Three charts that illustrate performance gains from model merging — **Determine 3.** Efficiency positive factors from mannequin merging. (a) We search to enhance the mannequin with the perfect MMLU rating after continued pre-training (40B tokens of 85% OpenWebMath and 15% FLAN) by averaging with the bottom mannequin. Right here we plot the efficiency of the merged mannequin for various values of the blending coefficient alpha, and discover that an alpha of 0.9 (0.9 occasions the CPT mannequin + 0.1 occasions the bottom mannequin) yields each the perfect MMLU and core common (crimson star). (b) Scaling plot illustrating the effectivity of continued pre-training. For less than 40B extra tokens of coaching, we had been capable of push Llama-2-7B to MMLU and Core Common efficiency that matches or exceeds Llama-2-13B.

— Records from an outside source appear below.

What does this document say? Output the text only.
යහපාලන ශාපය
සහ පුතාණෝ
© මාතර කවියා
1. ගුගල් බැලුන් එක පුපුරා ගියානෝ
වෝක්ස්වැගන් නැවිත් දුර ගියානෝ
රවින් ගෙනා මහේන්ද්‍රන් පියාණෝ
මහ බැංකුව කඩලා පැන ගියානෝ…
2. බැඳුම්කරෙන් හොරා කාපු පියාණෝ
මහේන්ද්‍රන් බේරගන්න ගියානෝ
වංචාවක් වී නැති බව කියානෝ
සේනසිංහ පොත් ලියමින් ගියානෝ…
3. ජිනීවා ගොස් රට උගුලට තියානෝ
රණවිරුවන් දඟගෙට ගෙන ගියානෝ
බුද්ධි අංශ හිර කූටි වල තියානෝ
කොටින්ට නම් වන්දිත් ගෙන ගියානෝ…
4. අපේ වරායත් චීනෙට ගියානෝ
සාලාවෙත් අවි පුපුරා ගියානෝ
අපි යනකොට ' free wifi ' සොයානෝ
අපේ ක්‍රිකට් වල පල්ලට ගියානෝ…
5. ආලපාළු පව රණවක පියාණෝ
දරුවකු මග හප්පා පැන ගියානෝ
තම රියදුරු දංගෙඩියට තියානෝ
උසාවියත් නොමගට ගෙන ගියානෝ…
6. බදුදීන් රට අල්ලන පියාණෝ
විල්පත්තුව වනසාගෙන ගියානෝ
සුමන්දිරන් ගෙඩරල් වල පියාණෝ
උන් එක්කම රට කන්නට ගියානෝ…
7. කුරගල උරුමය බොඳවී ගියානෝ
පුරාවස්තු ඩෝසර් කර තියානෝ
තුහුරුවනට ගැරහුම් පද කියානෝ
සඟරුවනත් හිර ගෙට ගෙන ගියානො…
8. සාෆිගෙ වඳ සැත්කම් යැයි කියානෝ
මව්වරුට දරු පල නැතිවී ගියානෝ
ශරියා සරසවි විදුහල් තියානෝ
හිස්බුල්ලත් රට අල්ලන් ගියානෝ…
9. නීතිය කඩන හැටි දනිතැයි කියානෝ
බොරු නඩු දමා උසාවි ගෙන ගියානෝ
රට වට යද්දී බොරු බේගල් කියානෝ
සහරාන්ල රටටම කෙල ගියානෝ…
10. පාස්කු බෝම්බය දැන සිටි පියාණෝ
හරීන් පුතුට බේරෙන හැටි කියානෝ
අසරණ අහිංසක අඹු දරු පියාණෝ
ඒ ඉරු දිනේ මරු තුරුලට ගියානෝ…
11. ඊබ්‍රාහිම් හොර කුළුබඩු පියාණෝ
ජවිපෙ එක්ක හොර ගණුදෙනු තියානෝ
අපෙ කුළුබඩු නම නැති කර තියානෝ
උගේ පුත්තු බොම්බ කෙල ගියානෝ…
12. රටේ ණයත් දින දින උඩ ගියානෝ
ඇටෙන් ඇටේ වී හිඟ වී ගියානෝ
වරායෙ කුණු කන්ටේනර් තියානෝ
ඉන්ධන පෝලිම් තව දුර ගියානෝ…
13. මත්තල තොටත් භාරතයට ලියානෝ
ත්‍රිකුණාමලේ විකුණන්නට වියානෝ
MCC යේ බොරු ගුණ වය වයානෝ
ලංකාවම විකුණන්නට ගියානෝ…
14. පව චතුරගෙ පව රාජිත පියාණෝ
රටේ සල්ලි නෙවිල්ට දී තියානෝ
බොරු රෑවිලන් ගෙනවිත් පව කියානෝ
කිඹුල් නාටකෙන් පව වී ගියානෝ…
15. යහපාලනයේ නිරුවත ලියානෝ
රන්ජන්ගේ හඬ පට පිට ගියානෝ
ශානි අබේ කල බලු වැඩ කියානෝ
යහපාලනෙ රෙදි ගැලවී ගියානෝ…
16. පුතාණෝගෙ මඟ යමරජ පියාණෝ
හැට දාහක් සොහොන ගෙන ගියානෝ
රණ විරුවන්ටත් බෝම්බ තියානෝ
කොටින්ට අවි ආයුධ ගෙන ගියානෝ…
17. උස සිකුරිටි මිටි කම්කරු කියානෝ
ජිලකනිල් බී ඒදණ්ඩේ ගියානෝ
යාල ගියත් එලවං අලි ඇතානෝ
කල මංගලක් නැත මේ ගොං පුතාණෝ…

Does Continued Pre-training Scale Effectively?

Lastly, we think about how properly CPT with OpenWebMath scales to fashions at bigger FLOP scales. We repeat the training price and length sweep with OpenWebMath carried out for Llama-2-7B above, however now with Llama-2-13B and Llama-2-70B. As proven in Determine 4, we proceed to see enhancements on the 10^24 FLOP scale, and the scaling curve signifies that we may doubtlessly see positive factors at even larger FLOPS. Every marker for the CPT runs represents the perfect MMLU efficiency following the training price and length sweep.

Chart comparing CPT vs non-CPT model performance on MMLU as training FLOPs are increased — Determine 4. Scaling of efficiency positive factors for CPT with OpenWebMath. Observe that we are actually utilizing error as a substitute of accuracy as is customary in scaling legislation plots. Every CPT mannequin is the results of a studying price and length sweep with coaching on simply the OpenWebMath dataset. Whereas there are diminishing returns we nonetheless see sturdy efficiency positive factors as much as the 1024 FLOP scale. For Llama-2-13B we get hold of a 3.3 share level enchancment on MMLU with out degradation on Core Common, and for Llama-2-70B we get hold of a 1.8 share level enchancment with out degradation.

Conclusion

On this weblog put up, we explored the method of Continued Pre-Coaching (CPT) to reinforce a small LLM’s normal information efficiency to that of a bigger mannequin. We demonstrated the right way to successfully sweep hyperparameters, determine useful datasets, and blend datasets for improved efficiency. Moreover, we mentioned methods to mitigate forgetting via mannequin souping. By following these pointers, you possibly can leverage CPT to rapidly measure if completely different datasets are efficient at instructing fashions new data in addition to customise and improve your LLMs effectively, reaching outstanding efficiency enhancements.

An vital consideration is the success of CPT is prone to be depending on the unique pre-training information combine. For instance, as a result of OpenWebMath was launched after the Llama-2 household, our continued pre-training launched the mannequin to a novel mixture of high-quality mathematical information, and the outcomes may doubtlessly be altered if OpenWebMath was included within the pre-training corpus. Regardless, the outcomes reveal the power of CPT to adapt a mannequin to novel information in a FLOP environment friendly method.

[1] On this weblog, reported scores are Gauntlet v0.2 core common. In a current weblog put up Calibrating the Mosaic Analysis Gauntlet, we mentioned our strategy of constructing the Gauntlet v0.3 core common during which we eliminated a number of evals based mostly on poor scaling with coaching FLOPS. The v0.2 and v0.3 scores will probably be related however shouldn’t be immediately in contrast.